Note that the above implementation of MapReduce is shipped with the hadoop ecosystem itself.

You can create map reduce jobs in Java, Python

Executing Python MR Jobs via Hadoop Implementation

Hadoop Streaming is a utility that comes with the Hadoop distribution. It can be used to execute programs for big data analysis. Hadoop streaming can be performed using languages like Python, Java, PHP, Scala, Perl, UNIX, and many more. The utility allows us to create and run Map/Reduce jobs with any executable or script as the mapper and/or the reducer. For example:


$HADOOP_HOME/bin/hadoop  jar $HADOOP_HOME/hadoop-streaming.jar

-input myInputDirs

-output myOutputDir

-mapper /bin/cat

-reducer /bin/wc

As you can clearly see there are allot of disk reads. Infact, this type of MR jobs will involve the maximum reads and writes to disk and hence is the slowest of the three types of jobs available

Spark Jobs

Any Job performed via this way although uses the same Mapping and Reducing steps , it does not write the output of the mapper funtion to dsik. Instead, it keeps that data in memory which serves to reduce the number of disk io operations. Hence these types of jobs are generally faster than the hadoop jobs.

Tez Jobs

Querying Structured Data : Apache Hive, ApacheImpala

Apache Hive

Apache is a SQL data warehouse. It allows you to store and query massive amounts of data. Think of Hive like a SQL database, just that this database is not meant for serving live queries. Hive uses HDFS as underlying file system to store data.

Additional Tools to make Life Easy : Cloudera Hue, Apache Zeppelin, Sqoop

Apache Zeppelin

Apache Zeppelin is a user friendly UI for quering databases/storing and running any code (queries, python code, etc). This provides

Sqoop (Deprecated)

Sqoop stands for 'SQL to HadOOP and vice versa'. As the name suggests, this tool allows the user to transfer datat between SQL and hadoop environemnt(hadoop, hive, etc)
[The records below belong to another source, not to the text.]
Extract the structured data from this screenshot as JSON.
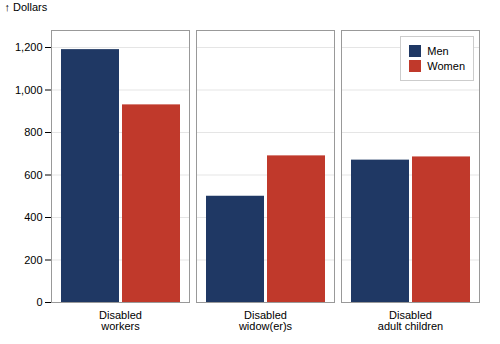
{
  "chart_data": {
    "type": "bar",
    "categories": [
      "Disabled\nworkers",
      "Disabled\nwidow(er)s",
      "Disabled\nadult children"
    ],
    "series": [
      {
        "name": "Men",
        "color": "#1f3864",
        "values": [
          1190,
          500,
          670
        ]
      },
      {
        "name": "Women",
        "color": "#c0392b",
        "values": [
          930,
          690,
          685
        ]
      }
    ],
    "ylabel": "Dollars",
    "ylim": [
      0,
      1280
    ],
    "yticks": [
      0,
      200,
      400,
      600,
      800,
      {
        "value": 1000,
        "label": "1,000"
      },
      {
        "value": 1200,
        "label": "1,200"
      }
    ],
    "grid": true,
    "legend": "upper right"
  }
}
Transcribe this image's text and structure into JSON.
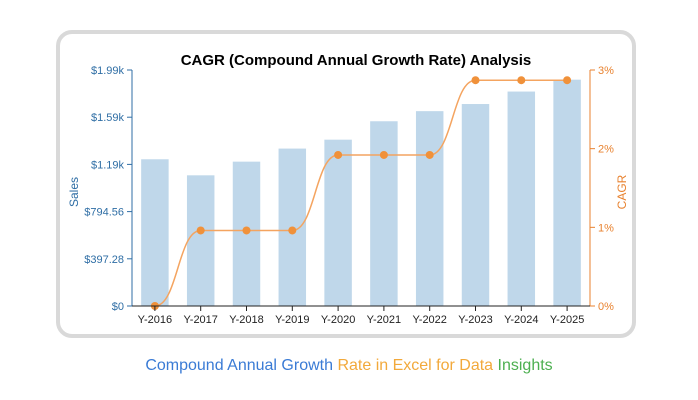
{
  "caption": {
    "part1": "Compound Annual Growth ",
    "part2": "Rate in Excel for Data ",
    "part3": "Insights",
    "colors": [
      "#3a7bd5",
      "#f2a93b",
      "#4caf50"
    ]
  },
  "colors": {
    "bar": "#bfd7ea",
    "line": "#f4a460",
    "marker": "#f0913a",
    "left_axis": "#2f6ea5",
    "right_axis": "#e8822f"
  },
  "chart_data": {
    "type": "bar",
    "title": "CAGR (Compound Annual Growth Rate) Analysis",
    "categories": [
      "Y-2016",
      "Y-2017",
      "Y-2018",
      "Y-2019",
      "Y-2020",
      "Y-2021",
      "Y-2022",
      "Y-2023",
      "Y-2024",
      "Y-2025"
    ],
    "ylabel": "Sales",
    "y2label": "CAGR",
    "ylim": [
      0,
      1986.4
    ],
    "y2lim": [
      0,
      3
    ],
    "y_ticks": [
      "$0",
      "$397.28",
      "$794.56",
      "$1.19k",
      "$1.59k",
      "$1.99k"
    ],
    "y2_ticks": [
      "0%",
      "1%",
      "2%",
      "3%"
    ],
    "series": [
      {
        "type": "bar",
        "axis": "left",
        "values": [
          1235,
          1100,
          1215,
          1325,
          1400,
          1555,
          1640,
          1700,
          1805,
          1905
        ]
      },
      {
        "type": "line",
        "axis": "right",
        "smooth": true,
        "values": [
          0,
          0.96,
          0.96,
          0.96,
          1.92,
          1.92,
          1.92,
          2.87,
          2.87,
          2.87
        ]
      }
    ],
    "grid": false
  }
}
Data Governance and Security for Administration Authentication Authorization Auditing Data Protection : Apache Ranger, Apache Knox, Apache Atlas, HDFS Encryption

Apache Ranger

Ranger provides intricate access control over any data stored in hadoop.

Apache Knox

Apache Knox is a gateway server to the HDP ecosystem.

Scheduling : Apache Oozie

Oozie is a workflow scheduling system which runs hand-in-hand with the HDP ecosystem.
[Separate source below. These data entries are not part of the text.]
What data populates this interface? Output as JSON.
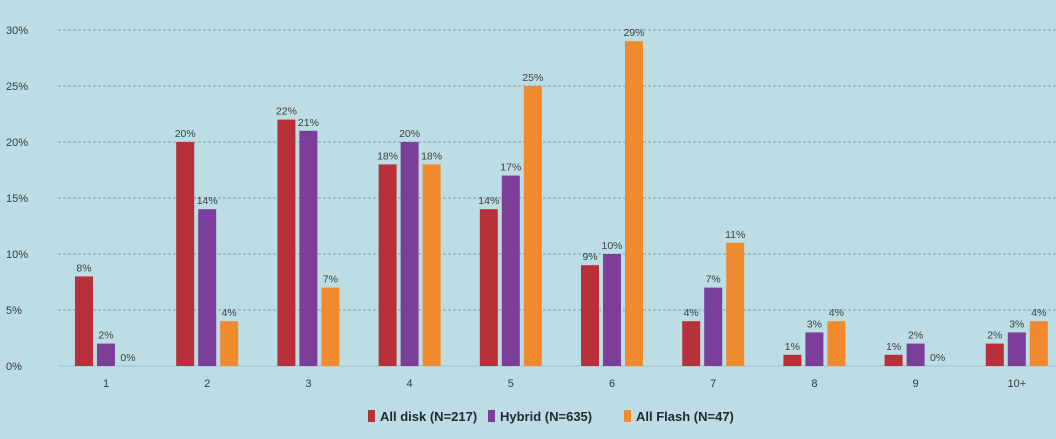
{
  "chart_data": {
    "type": "bar",
    "title": "",
    "xlabel": "",
    "ylabel": "",
    "categories": [
      "1",
      "2",
      "3",
      "4",
      "5",
      "6",
      "7",
      "8",
      "9",
      "10+"
    ],
    "series": [
      {
        "name": "All disk (N=217)",
        "color": "#b8313a",
        "values": [
          8,
          20,
          22,
          18,
          14,
          9,
          4,
          1,
          1,
          2
        ]
      },
      {
        "name": "Hybrid (N=635)",
        "color": "#7b3f9a",
        "values": [
          2,
          14,
          21,
          20,
          17,
          10,
          7,
          3,
          2,
          3
        ]
      },
      {
        "name": "All Flash (N=47)",
        "color": "#ef8a2f",
        "values": [
          0,
          4,
          7,
          18,
          25,
          29,
          11,
          4,
          0,
          4
        ]
      }
    ],
    "ylim": [
      0,
      30
    ],
    "yticks": [
      "0%",
      "5%",
      "10%",
      "15%",
      "20%",
      "25%",
      "30%"
    ],
    "value_suffix": "%",
    "grid": true,
    "legend": "bottom-center"
  }
}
Operations : Apache Ambari, Cloudbreak

Apache Ambari

Ambari essentially provides view of the cluster from hardware/resource standpoint. Basically it provides health status, metrics of each server within the cluster. It will provide health status of the hive cluster , total number of nodes in that cluster , total cpu utilisation, etc.

Ambari also allows you to quickly set up an HDP ecosystem without going through the hassle of multitude of configs and errors that once must face while setting up HDP ecosystem.